Today’s path does not mean tomorrow’s future.
A June 2012 Governing Magazine article postulates that the University of Michigan’s flagship in Ann Arbor, the University of Virginia and University of California at Berkeley–three of the premier public institutions of higher education in the nation–no longer have the democratic soul of a public institution. They no longer assume to represent the democratization of education but rather the privatization of our nation’s once proud system of public education.
Today in Washington, we face a choice of whether to allow the University of Washington and our other institutions of higher education to painfully stumble down that same path or to demand a different approach.
The Seattle Times recently celebrated a bold initiative to educate legislators and the public about the impact of cuts to higher education, and to put pressure on both to stem the tied of reductions. The Greater Good Campaign for Higher Education was successful last year in helping to convince the Legislature to hold the line on further cuts in the supplemental budget, but it itself is not a sustainable, broad-based budget strategy and tactic year after year.
As the 2013-2015 budget season begins behind the scenes in state government, it is essential that we reach out to the people of Washington to raise profound and historic questions:
* Are we willing to sit idly by as the Legislature invites the privatization of our public institutions without striving to find alternative paths?
* Are we willing to allow students to pay more than 70% of the cost of public education while general state taxes pay less than 30%, punishing families with debt?
* Are we willing to support tyranny of the minority so that a majority of the Legislature is impotent to even place an expiration date on a tax exemption and dedicate the money to higher education?
* Are we willing to pretend that the current model of higher education–where nearly every institution wants to be all things to all students–to continue unquestioned without consequence?

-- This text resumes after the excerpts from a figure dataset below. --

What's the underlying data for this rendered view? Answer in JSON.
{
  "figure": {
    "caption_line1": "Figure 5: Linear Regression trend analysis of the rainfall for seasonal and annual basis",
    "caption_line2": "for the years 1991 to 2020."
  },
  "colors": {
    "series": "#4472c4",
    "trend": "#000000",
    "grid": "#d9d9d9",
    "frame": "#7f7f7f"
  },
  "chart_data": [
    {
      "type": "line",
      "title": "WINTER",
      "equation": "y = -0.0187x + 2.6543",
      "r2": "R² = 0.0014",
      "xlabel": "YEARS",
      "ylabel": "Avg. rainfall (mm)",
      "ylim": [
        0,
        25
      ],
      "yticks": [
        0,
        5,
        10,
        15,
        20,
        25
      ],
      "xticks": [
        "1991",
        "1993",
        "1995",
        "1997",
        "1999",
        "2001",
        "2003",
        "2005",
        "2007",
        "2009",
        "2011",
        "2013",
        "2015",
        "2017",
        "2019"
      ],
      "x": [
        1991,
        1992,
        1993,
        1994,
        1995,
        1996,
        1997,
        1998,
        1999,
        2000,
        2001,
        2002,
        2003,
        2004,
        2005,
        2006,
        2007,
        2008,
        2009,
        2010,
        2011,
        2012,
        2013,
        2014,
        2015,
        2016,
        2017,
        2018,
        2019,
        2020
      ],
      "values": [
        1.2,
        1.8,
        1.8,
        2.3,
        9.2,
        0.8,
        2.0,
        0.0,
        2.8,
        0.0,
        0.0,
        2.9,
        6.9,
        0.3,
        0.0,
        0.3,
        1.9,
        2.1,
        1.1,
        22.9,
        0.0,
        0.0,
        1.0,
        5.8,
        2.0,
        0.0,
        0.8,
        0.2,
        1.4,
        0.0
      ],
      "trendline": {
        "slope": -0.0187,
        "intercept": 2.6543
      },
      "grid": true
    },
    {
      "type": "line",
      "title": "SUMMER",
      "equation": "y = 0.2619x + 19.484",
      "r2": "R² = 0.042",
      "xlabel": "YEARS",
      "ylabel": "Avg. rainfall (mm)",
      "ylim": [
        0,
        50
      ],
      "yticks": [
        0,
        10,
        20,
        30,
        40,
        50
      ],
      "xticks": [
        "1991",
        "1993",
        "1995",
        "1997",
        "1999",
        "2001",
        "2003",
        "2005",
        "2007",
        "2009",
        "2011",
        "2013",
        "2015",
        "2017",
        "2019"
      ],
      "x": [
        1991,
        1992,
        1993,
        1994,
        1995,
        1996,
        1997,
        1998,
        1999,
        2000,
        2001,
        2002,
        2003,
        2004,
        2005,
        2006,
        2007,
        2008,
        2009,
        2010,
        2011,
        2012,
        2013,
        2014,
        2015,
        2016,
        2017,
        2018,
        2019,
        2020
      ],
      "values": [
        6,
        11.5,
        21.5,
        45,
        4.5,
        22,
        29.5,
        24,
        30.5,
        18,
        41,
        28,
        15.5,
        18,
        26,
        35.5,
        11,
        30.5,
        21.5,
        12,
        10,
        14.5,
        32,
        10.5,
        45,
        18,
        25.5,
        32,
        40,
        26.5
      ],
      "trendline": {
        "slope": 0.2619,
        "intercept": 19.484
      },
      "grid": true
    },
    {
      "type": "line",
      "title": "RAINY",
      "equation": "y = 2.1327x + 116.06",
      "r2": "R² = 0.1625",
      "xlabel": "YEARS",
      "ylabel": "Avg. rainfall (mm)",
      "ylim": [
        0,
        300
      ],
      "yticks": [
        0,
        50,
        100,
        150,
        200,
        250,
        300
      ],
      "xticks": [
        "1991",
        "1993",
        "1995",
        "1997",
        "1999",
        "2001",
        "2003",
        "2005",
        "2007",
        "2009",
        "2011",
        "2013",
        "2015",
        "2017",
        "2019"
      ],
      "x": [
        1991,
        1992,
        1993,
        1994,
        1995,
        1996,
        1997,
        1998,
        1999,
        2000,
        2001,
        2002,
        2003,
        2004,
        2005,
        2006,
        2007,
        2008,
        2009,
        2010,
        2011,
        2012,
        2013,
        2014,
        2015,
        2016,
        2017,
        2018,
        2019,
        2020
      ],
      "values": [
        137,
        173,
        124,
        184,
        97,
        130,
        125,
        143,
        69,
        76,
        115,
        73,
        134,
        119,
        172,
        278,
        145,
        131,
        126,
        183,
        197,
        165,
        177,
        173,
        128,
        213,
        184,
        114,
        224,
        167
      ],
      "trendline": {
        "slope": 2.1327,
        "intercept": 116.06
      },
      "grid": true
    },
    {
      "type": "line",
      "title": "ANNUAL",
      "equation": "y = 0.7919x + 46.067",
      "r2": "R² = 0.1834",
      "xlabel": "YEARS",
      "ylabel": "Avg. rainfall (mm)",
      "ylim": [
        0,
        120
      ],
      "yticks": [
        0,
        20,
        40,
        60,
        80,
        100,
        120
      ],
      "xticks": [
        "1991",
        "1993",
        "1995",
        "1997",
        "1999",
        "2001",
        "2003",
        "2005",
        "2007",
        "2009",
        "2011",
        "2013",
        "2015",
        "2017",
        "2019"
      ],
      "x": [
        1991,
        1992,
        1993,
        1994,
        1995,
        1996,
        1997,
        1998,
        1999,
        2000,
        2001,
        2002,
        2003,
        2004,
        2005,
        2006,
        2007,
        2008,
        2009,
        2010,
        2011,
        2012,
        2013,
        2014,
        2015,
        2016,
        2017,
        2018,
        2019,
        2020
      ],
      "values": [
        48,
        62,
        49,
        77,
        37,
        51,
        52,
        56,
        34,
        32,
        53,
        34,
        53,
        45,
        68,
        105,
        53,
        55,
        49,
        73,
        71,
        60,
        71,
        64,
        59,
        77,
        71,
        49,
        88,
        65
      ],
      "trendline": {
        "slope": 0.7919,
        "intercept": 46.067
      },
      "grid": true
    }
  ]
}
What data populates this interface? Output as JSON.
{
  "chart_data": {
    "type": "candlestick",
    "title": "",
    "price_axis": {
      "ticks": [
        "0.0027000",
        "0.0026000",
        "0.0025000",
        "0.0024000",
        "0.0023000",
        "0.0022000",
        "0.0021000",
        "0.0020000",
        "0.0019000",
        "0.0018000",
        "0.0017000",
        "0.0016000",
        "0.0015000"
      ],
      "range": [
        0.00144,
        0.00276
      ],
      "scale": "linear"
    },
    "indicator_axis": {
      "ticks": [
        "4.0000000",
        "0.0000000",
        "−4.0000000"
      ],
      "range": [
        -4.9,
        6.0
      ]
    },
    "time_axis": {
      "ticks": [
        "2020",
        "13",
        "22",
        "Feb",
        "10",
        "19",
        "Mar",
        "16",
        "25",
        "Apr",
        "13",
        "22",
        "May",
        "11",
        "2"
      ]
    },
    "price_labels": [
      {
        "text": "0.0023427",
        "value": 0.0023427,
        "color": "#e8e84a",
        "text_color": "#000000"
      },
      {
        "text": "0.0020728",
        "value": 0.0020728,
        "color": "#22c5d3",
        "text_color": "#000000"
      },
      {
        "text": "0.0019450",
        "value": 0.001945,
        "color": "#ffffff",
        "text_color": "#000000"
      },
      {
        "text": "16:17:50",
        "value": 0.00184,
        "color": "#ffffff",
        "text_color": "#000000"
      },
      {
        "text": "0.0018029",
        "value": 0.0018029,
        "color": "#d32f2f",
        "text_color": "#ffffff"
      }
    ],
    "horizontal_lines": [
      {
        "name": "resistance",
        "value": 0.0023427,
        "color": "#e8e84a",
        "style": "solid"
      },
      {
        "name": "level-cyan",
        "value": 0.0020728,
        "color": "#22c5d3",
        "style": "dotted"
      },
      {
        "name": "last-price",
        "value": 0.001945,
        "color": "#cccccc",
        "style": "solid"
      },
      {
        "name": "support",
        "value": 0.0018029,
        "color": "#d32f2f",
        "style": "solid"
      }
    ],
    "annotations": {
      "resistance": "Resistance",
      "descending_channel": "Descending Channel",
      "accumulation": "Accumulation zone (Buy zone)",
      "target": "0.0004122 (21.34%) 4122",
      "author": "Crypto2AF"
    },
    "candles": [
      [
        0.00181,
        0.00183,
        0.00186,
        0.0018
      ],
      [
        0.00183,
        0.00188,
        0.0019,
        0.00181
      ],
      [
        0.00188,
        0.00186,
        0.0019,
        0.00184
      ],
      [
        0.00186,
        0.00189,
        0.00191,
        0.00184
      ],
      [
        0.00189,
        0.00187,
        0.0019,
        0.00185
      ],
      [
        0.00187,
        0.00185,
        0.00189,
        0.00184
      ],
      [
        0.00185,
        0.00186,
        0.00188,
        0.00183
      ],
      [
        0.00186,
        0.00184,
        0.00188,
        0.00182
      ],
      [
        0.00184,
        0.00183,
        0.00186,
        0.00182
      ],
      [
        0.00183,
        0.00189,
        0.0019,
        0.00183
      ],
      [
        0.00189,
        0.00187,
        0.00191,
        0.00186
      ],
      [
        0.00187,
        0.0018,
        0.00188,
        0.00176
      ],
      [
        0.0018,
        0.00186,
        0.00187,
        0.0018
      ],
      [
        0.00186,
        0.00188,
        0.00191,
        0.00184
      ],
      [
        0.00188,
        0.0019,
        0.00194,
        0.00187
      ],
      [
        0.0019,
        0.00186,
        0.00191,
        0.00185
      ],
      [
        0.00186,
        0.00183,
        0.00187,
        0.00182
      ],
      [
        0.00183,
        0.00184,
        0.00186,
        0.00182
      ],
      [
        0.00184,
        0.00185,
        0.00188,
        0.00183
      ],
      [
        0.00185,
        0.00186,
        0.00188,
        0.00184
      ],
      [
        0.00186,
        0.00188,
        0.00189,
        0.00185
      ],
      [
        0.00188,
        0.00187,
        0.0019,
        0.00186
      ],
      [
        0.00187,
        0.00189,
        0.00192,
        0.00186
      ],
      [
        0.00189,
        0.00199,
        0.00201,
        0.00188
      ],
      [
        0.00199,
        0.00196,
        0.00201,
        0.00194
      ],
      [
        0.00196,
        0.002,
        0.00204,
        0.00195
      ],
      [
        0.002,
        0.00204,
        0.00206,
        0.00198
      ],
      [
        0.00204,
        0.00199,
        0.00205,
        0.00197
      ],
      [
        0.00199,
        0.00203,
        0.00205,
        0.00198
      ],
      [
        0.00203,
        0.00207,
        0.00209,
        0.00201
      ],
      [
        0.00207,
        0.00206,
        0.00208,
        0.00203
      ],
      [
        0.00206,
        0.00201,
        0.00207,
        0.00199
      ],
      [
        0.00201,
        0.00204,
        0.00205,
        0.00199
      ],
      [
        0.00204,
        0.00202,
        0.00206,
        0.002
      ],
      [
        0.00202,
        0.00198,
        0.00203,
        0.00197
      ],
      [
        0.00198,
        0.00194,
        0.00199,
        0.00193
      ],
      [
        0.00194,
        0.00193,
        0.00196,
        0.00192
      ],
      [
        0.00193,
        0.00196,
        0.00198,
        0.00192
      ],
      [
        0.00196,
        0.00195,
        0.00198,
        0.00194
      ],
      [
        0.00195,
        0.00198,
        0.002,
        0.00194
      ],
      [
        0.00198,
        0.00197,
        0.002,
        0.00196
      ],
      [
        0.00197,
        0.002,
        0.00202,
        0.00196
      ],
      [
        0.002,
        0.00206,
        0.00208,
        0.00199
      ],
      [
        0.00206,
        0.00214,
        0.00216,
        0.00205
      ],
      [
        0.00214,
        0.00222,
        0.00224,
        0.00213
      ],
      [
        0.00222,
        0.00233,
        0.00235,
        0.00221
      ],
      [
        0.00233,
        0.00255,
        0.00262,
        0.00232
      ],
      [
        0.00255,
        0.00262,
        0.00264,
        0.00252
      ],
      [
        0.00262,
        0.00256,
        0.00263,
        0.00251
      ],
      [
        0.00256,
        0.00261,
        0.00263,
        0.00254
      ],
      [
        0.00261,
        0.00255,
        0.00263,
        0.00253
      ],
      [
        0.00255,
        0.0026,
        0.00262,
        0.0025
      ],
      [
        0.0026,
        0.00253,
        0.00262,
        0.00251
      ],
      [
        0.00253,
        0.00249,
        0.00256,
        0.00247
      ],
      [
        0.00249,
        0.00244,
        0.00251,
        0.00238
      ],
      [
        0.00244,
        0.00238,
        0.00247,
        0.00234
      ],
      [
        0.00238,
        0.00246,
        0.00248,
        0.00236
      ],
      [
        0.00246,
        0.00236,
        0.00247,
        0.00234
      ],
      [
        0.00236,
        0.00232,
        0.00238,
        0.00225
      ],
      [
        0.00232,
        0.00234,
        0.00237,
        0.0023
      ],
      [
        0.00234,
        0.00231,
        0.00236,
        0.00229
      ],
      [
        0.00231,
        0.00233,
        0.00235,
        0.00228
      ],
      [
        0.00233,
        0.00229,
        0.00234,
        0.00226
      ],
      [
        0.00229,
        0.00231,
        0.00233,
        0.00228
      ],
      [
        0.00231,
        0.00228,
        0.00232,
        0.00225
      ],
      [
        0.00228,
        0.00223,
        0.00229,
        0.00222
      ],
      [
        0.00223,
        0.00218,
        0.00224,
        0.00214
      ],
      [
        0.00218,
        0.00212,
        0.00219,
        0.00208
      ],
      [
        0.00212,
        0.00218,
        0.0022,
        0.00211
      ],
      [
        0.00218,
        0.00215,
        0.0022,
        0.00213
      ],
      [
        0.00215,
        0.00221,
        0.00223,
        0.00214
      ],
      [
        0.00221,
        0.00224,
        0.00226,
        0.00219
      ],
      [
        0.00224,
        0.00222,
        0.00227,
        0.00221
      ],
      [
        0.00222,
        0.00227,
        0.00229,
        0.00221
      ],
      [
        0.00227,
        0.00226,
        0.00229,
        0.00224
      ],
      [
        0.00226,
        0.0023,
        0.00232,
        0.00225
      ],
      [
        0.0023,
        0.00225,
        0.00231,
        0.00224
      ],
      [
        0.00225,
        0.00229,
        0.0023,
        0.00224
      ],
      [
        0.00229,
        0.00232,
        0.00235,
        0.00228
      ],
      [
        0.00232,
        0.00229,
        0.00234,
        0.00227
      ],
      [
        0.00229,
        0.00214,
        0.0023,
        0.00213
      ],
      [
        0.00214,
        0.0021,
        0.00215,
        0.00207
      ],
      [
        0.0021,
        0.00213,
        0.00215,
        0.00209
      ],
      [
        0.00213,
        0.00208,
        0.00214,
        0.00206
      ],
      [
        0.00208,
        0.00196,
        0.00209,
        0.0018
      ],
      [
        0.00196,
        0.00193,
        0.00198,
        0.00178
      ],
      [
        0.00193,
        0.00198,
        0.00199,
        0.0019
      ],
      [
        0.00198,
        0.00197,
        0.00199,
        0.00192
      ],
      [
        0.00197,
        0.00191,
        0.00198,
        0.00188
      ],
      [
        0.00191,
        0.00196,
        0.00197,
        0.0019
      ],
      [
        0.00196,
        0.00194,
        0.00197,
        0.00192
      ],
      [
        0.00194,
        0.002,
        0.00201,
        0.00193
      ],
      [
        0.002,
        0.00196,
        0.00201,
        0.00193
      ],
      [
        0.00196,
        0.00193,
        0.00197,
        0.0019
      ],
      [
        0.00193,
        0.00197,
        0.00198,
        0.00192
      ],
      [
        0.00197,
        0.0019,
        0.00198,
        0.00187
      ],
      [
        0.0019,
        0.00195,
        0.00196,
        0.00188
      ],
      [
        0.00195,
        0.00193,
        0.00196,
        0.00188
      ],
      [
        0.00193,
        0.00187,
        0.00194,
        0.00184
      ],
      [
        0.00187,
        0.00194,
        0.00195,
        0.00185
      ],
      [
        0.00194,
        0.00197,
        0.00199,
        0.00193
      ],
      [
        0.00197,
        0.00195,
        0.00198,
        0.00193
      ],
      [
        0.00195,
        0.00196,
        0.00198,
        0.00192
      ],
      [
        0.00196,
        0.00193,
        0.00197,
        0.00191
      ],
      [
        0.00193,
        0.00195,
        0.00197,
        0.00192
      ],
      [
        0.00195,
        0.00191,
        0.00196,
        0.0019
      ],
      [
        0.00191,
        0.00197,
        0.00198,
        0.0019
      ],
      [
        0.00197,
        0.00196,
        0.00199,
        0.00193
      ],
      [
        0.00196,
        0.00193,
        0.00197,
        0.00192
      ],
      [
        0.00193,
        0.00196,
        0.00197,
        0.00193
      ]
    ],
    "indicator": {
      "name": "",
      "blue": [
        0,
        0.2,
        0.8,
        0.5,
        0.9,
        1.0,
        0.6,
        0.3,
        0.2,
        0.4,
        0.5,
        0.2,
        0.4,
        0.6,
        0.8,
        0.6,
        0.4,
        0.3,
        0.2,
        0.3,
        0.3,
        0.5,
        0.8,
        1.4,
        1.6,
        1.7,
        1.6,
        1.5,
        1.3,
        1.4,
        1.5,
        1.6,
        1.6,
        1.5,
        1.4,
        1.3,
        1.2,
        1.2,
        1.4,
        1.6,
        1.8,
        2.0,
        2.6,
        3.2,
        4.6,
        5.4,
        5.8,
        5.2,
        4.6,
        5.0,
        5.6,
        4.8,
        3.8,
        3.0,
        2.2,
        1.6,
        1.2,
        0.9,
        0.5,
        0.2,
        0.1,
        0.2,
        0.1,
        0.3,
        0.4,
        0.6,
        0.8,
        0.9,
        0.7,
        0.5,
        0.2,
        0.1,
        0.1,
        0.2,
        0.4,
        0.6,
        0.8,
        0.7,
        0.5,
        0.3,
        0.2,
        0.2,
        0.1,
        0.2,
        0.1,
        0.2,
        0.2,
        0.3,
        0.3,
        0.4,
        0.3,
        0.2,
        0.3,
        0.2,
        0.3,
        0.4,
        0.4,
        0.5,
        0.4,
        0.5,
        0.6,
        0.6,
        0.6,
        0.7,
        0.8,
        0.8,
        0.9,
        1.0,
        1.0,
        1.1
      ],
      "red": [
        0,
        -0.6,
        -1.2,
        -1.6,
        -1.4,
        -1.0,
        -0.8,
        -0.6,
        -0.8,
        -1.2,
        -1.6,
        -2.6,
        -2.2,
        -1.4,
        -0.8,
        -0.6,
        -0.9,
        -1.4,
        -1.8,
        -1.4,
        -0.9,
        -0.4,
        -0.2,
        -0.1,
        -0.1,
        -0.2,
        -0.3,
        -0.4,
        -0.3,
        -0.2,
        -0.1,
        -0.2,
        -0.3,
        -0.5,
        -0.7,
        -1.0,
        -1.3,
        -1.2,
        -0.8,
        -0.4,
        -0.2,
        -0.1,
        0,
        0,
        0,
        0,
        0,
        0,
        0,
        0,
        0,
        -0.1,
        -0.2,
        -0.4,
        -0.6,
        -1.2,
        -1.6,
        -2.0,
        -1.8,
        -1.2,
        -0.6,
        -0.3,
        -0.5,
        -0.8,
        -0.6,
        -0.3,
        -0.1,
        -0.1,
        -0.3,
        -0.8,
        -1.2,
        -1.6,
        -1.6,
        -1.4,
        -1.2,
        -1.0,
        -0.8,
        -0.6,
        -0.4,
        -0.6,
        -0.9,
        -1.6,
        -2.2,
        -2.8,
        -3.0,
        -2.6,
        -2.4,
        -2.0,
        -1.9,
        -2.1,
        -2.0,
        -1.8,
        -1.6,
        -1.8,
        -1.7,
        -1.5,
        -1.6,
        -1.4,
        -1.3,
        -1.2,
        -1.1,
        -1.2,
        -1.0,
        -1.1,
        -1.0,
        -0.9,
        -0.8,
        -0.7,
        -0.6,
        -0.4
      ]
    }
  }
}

* Are we willing to allow the Legislature to slash public funding, wisely grant local governance authority to institutions, yet then criticize politically unpopular decisions by administrators as if state government rather than students are providing the majority of university funds?
* Are we willing to allow the institutions to operate as closed silos in areas where more affordable cooperation and coordination–technology, purchasing, infrastructure systems–should be employed?
* Are we willing to continue to allow funding to be divorced from outcomes of graduation and completion rates?
* Are we willing to allow our K-12 system to fail to institute the rigor needed to produce enough highly qualified graduates to fill our university slots?
* Are we willing to pretend that we can provide students with a world class education without taxes contributing to that common good?
* Are we willing to sacrifice long term access, affordability and quality for short term budget preferences?
States are currently spending 20% less in inflation adjusted dollars on higher education than a decade ago, according to Governing. For Washington, we will spend less on our four year universities in 2011-2013 budget cycle than we did in actual dollars in 1989-1991. With a major population increase during that time, and budget growth from $12.7 billion to $32.4 billion, overall spending has increased but higher education budget has not while still serving 32,000 more students.
The two year college system–a federation of 34 community and technical colleges–has seen increases but we have failed to institute a larger systems approach that would allow us to build them both to the level our citizens are demanding.
This week’s announcement that the University of Washington is joining a national consortia of on line education is a major step. And our own state community and technical college system has long been a national leader in embracing on line and hybrid learning.
We are a progressive, entrepreneurial, educated and innovative state. But we are failing to open the doors of opportunity to our own students. We are failing to see that we are a relatively educated state primarily because we ‘import’ so many educated citizens, not because we are opening the door of opportunity for our own children and students.
I categorically reject the ideas that privatization is the answer, that tuition must continue to skyrocket to supplant lost general tax dollars, that the status quo must rein, that we are trapped on this downward path.
Higher education is state government. It is worthy of our commitment, our attention, our prioritization, our taxes, our investment.
Today’s path does not mean tomorrow’s future.
We are so much more than what we’ve become.